I could only get it to do a small part...but better than nothing!!!!


----------



## mairi1 (Mar 12, 2012)

Aww sooooo cute ...


----------



## Fiver (Nov 26, 2011)

Lovely Betty
Lovely Ted
Love your garden


----------



## Jmer64 (Mar 20, 2012)

Haha! The big one is SO teasing the little one with the stick! What funny personalities they all have!


----------



## colpa110 (Jul 5, 2011)

Fiver said:


> Lovely Betty
> Lovely Ted
> Love your garden


The garden is a mess...the trench / moat has been dug out in anticipation of a conservatory being built for the doggies!!!!


----------



## mandym (Jun 5, 2011)

Omg how cute!! I love the way puppies waddle about! He must be really tiny because betty is a little toot xxx


----------



## Ali79 (Mar 30, 2011)

Aaahh love this video Colin - both Poos are absolutely gorgeous and I am so envious of your beautiful garden  x


----------



## Janev1000 (Oct 4, 2011)

I love the way Betty teases him with the stick. You are going to have a lot of laughs! Betty looks taller in the video or is it just 'Tiny Ted'!! Very cute!! x


----------



## Janev1000 (Oct 4, 2011)

Right I'm off to bed - I think we're all going to be dreaming choccie poos tonight! - hope you have a good night Colin! x


----------



## colpa110 (Jul 5, 2011)

Janev1000 said:


> I love the way Betty teases him with the stick.
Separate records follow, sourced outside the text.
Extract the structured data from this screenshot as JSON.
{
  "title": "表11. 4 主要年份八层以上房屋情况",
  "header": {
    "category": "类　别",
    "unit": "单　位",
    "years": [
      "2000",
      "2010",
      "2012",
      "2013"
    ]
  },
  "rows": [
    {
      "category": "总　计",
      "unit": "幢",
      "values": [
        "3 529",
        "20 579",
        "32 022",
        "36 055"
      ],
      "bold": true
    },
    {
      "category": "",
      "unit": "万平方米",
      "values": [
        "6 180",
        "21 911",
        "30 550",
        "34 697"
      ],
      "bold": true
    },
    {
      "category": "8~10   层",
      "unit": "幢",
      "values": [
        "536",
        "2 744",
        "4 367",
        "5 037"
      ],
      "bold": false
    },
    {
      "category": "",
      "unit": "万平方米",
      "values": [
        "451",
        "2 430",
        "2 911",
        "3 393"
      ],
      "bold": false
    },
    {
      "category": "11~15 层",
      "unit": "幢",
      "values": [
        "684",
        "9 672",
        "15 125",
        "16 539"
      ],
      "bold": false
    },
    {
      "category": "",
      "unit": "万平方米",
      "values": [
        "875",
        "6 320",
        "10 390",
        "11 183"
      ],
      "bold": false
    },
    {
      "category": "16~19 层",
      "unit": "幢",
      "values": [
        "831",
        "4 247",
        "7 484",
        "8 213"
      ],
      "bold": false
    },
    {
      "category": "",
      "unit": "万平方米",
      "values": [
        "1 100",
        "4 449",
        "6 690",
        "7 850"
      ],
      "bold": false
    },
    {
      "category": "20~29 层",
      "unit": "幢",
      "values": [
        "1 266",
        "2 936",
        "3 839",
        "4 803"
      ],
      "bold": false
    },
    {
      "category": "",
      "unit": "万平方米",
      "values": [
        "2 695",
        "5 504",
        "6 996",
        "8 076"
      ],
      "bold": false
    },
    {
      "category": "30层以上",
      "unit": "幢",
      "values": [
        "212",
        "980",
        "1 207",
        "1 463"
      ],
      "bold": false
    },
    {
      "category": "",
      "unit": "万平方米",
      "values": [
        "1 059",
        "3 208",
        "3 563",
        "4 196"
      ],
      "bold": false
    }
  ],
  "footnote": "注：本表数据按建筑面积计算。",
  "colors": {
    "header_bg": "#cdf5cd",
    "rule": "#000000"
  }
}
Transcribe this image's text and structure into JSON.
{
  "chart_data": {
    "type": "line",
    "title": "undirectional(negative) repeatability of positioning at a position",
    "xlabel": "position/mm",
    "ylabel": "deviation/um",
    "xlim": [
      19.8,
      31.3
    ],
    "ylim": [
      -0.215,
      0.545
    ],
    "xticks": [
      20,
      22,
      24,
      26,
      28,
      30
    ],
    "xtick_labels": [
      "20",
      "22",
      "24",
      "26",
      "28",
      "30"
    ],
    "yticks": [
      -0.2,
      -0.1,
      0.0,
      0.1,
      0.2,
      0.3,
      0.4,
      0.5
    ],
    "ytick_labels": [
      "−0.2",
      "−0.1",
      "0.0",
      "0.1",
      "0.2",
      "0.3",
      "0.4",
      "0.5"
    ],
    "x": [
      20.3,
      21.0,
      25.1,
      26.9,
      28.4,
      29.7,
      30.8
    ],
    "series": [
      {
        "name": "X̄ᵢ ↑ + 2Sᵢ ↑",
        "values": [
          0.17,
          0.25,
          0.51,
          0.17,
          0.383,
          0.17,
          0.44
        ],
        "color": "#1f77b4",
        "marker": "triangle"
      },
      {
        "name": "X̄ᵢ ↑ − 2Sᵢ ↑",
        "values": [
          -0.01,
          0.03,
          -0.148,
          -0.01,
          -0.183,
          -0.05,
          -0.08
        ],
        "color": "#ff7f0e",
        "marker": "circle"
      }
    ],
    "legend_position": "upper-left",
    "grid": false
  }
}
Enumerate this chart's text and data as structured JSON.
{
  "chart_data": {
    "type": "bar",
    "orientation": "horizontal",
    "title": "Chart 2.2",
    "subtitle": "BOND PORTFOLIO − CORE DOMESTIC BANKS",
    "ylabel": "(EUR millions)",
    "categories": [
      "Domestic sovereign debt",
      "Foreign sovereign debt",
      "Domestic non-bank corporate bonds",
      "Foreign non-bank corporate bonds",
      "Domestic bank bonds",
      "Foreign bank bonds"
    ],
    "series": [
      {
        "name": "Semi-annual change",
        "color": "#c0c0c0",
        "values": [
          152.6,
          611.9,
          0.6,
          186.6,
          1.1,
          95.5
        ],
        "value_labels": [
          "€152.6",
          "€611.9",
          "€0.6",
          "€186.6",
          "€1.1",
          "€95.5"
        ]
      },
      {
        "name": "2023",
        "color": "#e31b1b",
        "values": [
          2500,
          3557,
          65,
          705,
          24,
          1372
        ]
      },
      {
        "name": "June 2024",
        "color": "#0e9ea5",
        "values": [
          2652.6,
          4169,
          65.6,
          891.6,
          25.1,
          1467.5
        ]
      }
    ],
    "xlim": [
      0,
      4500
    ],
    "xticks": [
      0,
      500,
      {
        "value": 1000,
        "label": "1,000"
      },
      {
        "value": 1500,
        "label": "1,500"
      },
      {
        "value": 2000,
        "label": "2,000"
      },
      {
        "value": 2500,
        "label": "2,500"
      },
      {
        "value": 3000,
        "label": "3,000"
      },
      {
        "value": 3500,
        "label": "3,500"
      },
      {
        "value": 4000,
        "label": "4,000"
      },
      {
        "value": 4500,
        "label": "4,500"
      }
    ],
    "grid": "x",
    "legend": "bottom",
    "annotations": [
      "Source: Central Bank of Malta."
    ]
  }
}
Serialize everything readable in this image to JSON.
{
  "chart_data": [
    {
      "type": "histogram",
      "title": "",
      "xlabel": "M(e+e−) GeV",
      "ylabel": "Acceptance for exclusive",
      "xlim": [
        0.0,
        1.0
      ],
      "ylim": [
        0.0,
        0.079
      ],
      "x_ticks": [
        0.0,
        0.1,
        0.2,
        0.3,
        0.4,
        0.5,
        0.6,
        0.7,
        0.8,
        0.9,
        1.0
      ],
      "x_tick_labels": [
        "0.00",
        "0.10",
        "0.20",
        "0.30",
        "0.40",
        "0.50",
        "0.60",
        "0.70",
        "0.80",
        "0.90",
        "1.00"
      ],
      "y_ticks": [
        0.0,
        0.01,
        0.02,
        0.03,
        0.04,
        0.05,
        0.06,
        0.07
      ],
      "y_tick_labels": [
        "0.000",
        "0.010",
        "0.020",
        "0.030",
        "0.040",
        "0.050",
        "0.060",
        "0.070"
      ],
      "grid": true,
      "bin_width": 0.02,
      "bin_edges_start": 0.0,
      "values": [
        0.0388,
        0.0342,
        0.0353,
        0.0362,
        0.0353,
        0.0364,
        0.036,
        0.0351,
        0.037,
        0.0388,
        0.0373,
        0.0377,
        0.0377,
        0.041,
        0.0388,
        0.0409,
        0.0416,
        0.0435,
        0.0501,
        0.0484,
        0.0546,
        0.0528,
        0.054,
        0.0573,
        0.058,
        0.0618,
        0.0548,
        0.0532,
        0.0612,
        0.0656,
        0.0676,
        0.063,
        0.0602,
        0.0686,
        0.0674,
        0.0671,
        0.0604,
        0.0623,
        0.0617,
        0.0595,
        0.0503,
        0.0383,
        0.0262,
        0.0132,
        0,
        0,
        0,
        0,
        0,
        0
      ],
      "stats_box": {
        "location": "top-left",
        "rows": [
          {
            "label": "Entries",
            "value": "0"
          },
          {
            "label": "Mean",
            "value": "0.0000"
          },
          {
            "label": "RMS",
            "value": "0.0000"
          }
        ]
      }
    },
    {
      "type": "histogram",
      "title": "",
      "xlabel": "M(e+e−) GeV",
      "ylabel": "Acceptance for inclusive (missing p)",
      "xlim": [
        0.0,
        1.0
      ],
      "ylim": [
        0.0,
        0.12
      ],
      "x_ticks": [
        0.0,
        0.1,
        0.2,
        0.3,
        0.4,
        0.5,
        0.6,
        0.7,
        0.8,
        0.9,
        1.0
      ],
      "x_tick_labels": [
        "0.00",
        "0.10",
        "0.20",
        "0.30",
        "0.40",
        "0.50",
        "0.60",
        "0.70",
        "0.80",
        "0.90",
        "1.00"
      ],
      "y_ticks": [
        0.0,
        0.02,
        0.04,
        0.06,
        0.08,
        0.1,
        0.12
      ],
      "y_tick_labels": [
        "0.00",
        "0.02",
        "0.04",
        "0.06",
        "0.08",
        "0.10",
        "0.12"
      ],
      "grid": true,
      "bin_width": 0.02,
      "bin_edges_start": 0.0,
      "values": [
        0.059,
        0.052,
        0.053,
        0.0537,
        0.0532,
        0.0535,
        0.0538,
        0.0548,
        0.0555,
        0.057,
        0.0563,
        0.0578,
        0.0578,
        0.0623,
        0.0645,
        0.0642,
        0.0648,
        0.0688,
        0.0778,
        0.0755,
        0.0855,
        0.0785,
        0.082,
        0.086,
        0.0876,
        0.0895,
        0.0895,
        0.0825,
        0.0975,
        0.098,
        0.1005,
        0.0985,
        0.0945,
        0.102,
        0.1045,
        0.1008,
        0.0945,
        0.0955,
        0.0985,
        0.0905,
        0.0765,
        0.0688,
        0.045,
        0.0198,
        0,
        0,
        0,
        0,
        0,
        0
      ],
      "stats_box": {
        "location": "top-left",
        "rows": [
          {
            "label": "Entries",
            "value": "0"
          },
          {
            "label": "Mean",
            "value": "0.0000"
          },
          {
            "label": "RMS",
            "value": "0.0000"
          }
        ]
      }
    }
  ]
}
You are going to have a lot of laughs! Betty looks taller in the video or is it just 'Tiny Ted'!! Very cute!! x


Actually Jane that is not a stick....it is a frozen.....errr, ermmm, well better off not knowing

Bettys legs look a bit longer when her coat is a bit shorter....gave her a bit of a chop a couple of weeks ago when it was really hot!!


----------



## Janev1000 (Oct 4, 2011)

Oh now you've said it - I can see what it is - Biscuit loves those! x


----------



## Dextersmum (Feb 9, 2012)

What a little pudding! Beautiful dogs


----------



## Bertie Brown (Aug 12, 2011)

Lovely video! They are so cute together :love-eyes:


----------



## mariag (Jun 19, 2011)

That is such a fab video Colin


----------



## JoJo (Mar 2, 2011)

Ahh lovely poos  they look fab together xxx


----------



## lady amanda (Nov 26, 2010)

So cute !!! they will be best of friends for sure !!


----------



## Jedicrazy (Apr 26, 2011)

Lovely video....they are best friends already and Betty is such a tease!


----------



## Pollypiglet (Oct 22, 2011)

Love it Ted seems so in control bit like 'hey I'm not that bothered do what you want!'


----------



## wellerfeller (Jul 12, 2011)

Can we have another video Colin? Please?? Love seeing these chunky monkey puppy poos running about.


----------



## Jedicrazy (Apr 26, 2011)

Yes we need more puppy updates please!


----------



## colpa110 (Jul 5, 2011)

Ggrrr ...I thought I had got some really good footage of the pair of them taking toys out of their toy box...only to find I had not been recording!!! Well , it is a new camera( my excuse and I'm sticking to it!!) ...and now the batteries have run out


----------



## Jedicrazy (Apr 26, 2011)

colpa110 said:


> Ggrrr ...I thought I had got some really good footage of the pair of them taking toys out of their toy box...only to find I had not been recording!!! Well , it is a new camera( my excuse and I'm sticking to it!!) ...and now the batteries have run out


Colin! Talk about bad timing, get your act together! :furious::rant::talktohand:
Lol, I have always wanted to use those smilies....thanks! :laugh:


----------